The water was pretty choppy in places, and a few of us fell in during the journey at various points. But we soldiered on and enjoyed the adventure of it all. Sections of the river were also quite shallow, so we would often find our boats colliding with rocks on the river bed, which required us to get out of our canoes in order to free ourselves. Every couple hundred yards strong rips required our full attention, and even though the water level never got much higher than our knees, there were a number of adrenaline packed runs through which our plastic canoes banged and bumped.

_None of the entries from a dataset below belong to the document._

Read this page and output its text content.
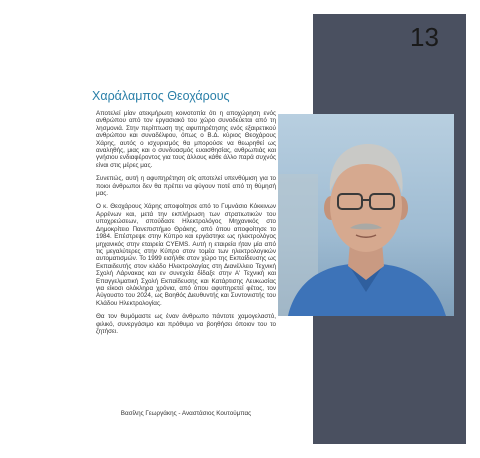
13
Χαράλαμπος Θεοχάρους

Αποτελεί μίαν ατεκμήρωτη κοινοτοπία ότι η αποχώρηση ενός ανθρώπου από τον εργασιακό του χώρο συνοδεύεται από τη λησμονιά. Στην περίπτωση της αφυπηρέτησης ενός εξαιρετικού ανθρώπου και συναδέλφου, όπως ο Β.Δ. κύριος Θεοχάρους Χάρης, αυτός ο ισχυρισμός θα μπορούσε να θεωρηθεί ως αναληθής, μιας και ο συνδυασμός ευαισθησίας, ανθρωπιάς και γνήσιου ενδιαφέροντος για τους άλλους κάθε άλλο παρά συχνός είναι στις μέρες μας.

Συνεπώς, αυτή η αφυπηρέτηση σίς αποτελεί υπενθύμιση για το ποιοι άνθρωποι δεν θα πρέπει να φύγουν ποτέ από τη θύμησή μας.

Ο κ. Θεοχάρους Χάρης αποφοίτησε από το Γυμνάσιο Κόκκινων Αρρένων και, μετά την εκπλήρωση των στρατιωτικών του υποχρεώσεων, σπούδασε Ηλεκτρολόγος Μηχανικός στο Δημοκρίτειο Πανεπιστήμιο Θράκης, από όπου αποφοίτησε το 1984. Επέστρεψε στην Κύπρο και εργάστηκε ως ηλεκτρολόγος μηχανικός στην εταιρεία CYEMS. Αυτή η εταιρεία ήταν μία από τις μεγαλύτερες στην Κύπρο στον τομέα των ηλεκτρολογικών αυτοματισμών. Το 1999 εισήλθε στον χώρο της Εκπαίδευσης ως Εκπαιδευτής στον κλάδο Ηλεκτρολογίας στη Διανέλλειο Τεχνική Σχολή Λάρνακας και εν συνεχεία δίδαξε στην Α' Τεχνική και Επαγγελματική Σχολή Εκπαίδευσης και Κατάρτισης Λευκωσίας για είκοσι ολόκληρα χρόνια, από όπου αφυπηρετεί φέτος, τον Αύγουστο του 2024, ως Βοηθός Διευθυντής και Συντονιστής του Κλάδου Ηλεκτρολογίας.

Θα τον θυμόμαστε ως έναν άνθρωπο πάντοτε χαμογελαστό, φιλικό, συνεργάσιμο και πρόθυμο να βοηθήσει όποιον του το ζητήσει.

Βασίλης Γεωργάκης - Αναστάσιος Κουτούμπας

The weather looked more than a little threatening on several occasions, but the rain didn’t really start coming down until after we’d exited the boats at the end of the day. We saw blue heron at the water’s edge on our journey—as well as a number of swans, sand martins and oyster catchers. We also caught our first glimpse of a highland cow and encountered more than one herd of sheep and cows crossing the river during our journey down the Clyde. Our take-out, at a 19th century, multi-arched stone bridge required some heroic effort to drag/carry our canoes through a cow pasture, over an electric fence, and onto the verge of the roadway where our bus retrieved us – a little bedraggled and mildly hypothermic, but a bit wilder for the experience.